Lord Nelson
arrived at Springhaven on Monday, to show his affection for his dear
old friend; and the Emperor Napoleon, at the same time, was pacing the
opposite cliffs in grief and dudgeon.
He had taken his post on some high white land, about a league southward
of Boulogne, and with strong field-glasses, which he pettishly exchanged
in doubt of their power and truth, he was scanning all the roadways of
the shore and the trackless breadths of sea. His quick brain was burning
for despatches overland--whether from the coast road past Etaples, or
further inland by the great route from Paris, or away to the southeast
by special courier from the Austrian frontier--as well as for signals
out at sea, and the movements of the British ships, to show that his own
were coming. He had treated with disdain the suggestions of his faithful
Admiral Decres, who had feared to put the truth too plainly, that the
fleet ordered up from the west had failed, and with it the Master's
mighty scheme.

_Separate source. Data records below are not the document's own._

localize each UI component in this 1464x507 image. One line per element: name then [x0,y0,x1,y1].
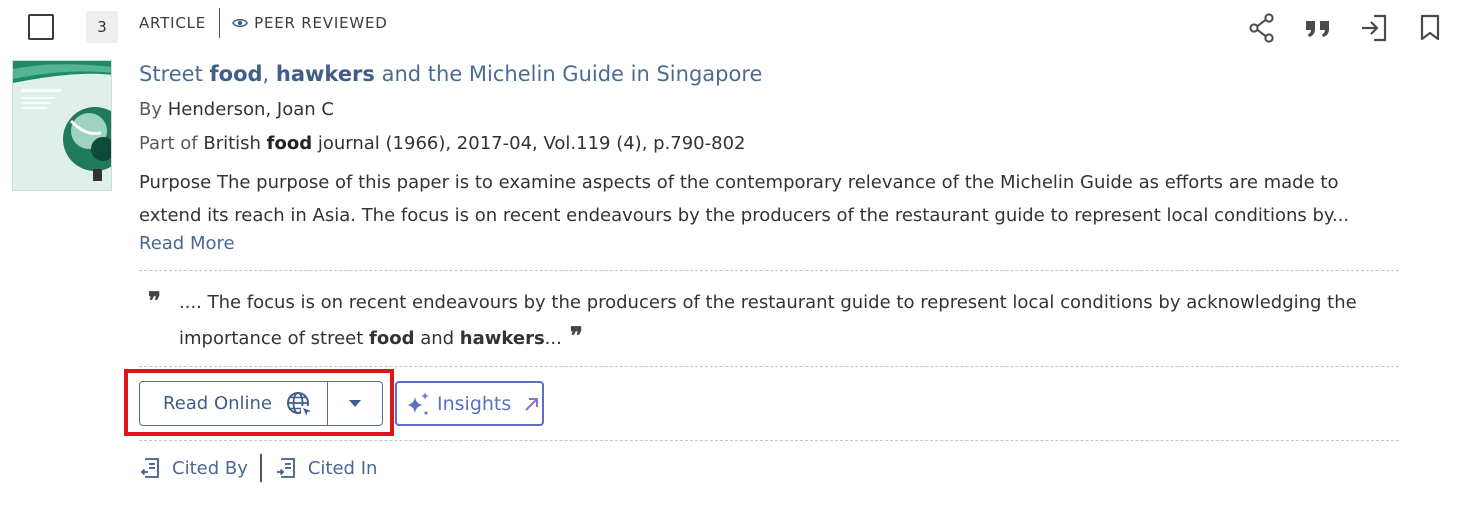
cited-by-label: Cited By [172,457,248,479]
snippet-text: importance of street [179,328,370,349]
source-text: British [203,133,267,154]
result-type-row: ARTICLE PEER REVIEWED [139,8,388,38]
cover-thumbnail[interactable] [12,60,112,191]
title-highlight: hawkers [275,62,375,86]
title-text: and the Michelin Guide in Singapore [374,62,763,86]
abstract-line: Purpose The purpose of this paper is to … [139,172,1339,193]
snippet-highlight: hawkers [459,328,545,349]
result-number-badge: 3 [86,11,118,43]
result-title-link[interactable]: Street food, hawkers and the Michelin Gu… [139,62,762,86]
cited-in-icon [276,458,295,478]
source-text: journal (1966), 2017-04, Vol.119 (4), p.… [312,133,746,154]
result-number: 3 [97,18,107,36]
source-line: Part of British food journal (1966), 201… [139,133,746,154]
eye-icon [232,18,249,28]
cited-separator [259,454,262,482]
read-more-link[interactable]: Read More [139,233,235,254]
resource-type-label: ARTICLE [139,14,207,32]
author-line: By Henderson, Joan C [139,99,334,120]
insights-label: Insights [437,392,512,415]
source-highlight: food [266,133,313,154]
share-icon [1249,13,1274,43]
bookmark-button[interactable] [1413,12,1447,44]
cited-by-icon [140,458,159,478]
divider [139,270,1399,271]
snippet-line: .... The focus is on recent endeavours b… [179,292,1357,313]
snippet-text: ... [544,328,562,349]
snippet-text: and [414,328,460,349]
export-icon [1362,14,1387,42]
highlight-box [124,369,394,436]
peer-reviewed-badge: PEER REVIEWED [232,14,388,32]
byline-prefix: By [139,99,163,120]
snippet-line: importance of street food and hawkers...… [179,319,583,355]
export-button[interactable] [1357,12,1391,44]
cited-by-link[interactable]: Cited By [139,456,248,480]
type-divider [219,8,221,38]
title-highlight: food [209,62,263,86]
citation-links: Cited By Cited In [139,454,377,482]
journal-cover-image [13,61,111,190]
share-button[interactable] [1245,12,1279,44]
bookmark-icon [1420,14,1440,41]
snippet-highlight: food [369,328,415,349]
cited-in-link[interactable]: Cited In [275,456,378,480]
divider [139,440,1399,441]
source-citation: British food journal (1966), 2017-04, Vo… [203,133,745,154]
quote-mark-icon: ❞ [569,321,583,350]
abstract-line: extend its reach in Asia. The focus is o… [139,205,1350,226]
quote-mark-icon: ❞ [148,286,161,315]
cite-button[interactable] [1301,12,1335,44]
arrow-up-right-icon [525,397,539,411]
title-text: , [262,62,276,86]
sparkle-icon [407,391,429,415]
insights-button[interactable]: Insights [395,381,544,426]
part-of-prefix: Part of [139,133,198,154]
abstract-snippet: Purpose The purpose of this paper is to … [139,166,1379,232]
select-result-checkbox[interactable] [28,14,54,40]
author-name[interactable]: Henderson, Joan C [168,99,334,120]
quote-icon [1306,21,1329,37]
title-text: Street [139,62,210,86]
cited-in-label: Cited In [307,457,378,479]
divider [139,366,1399,367]
result-actions [1245,12,1464,44]
peer-reviewed-label: PEER REVIEWED [254,14,388,32]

Having yet to learn the lesson that his best plans might
be foiled, he was furious when doubt was cast upon this pet design. Like
a giant of a spider at the nucleus of his web, he watched the broad fan
of radiant threads, and the hovering of filmy woof, but without the mild
philosophy of that spider, who is versed in the very sad capriciousness
of flies.
Just within hearing (and fain to be further, in his present state of
mind) were several young officers of the staff, making little mouths at
one another, for want of better pastime, but looking as grave, when the
mighty man glanced round, as schoolboys do under the master's eye.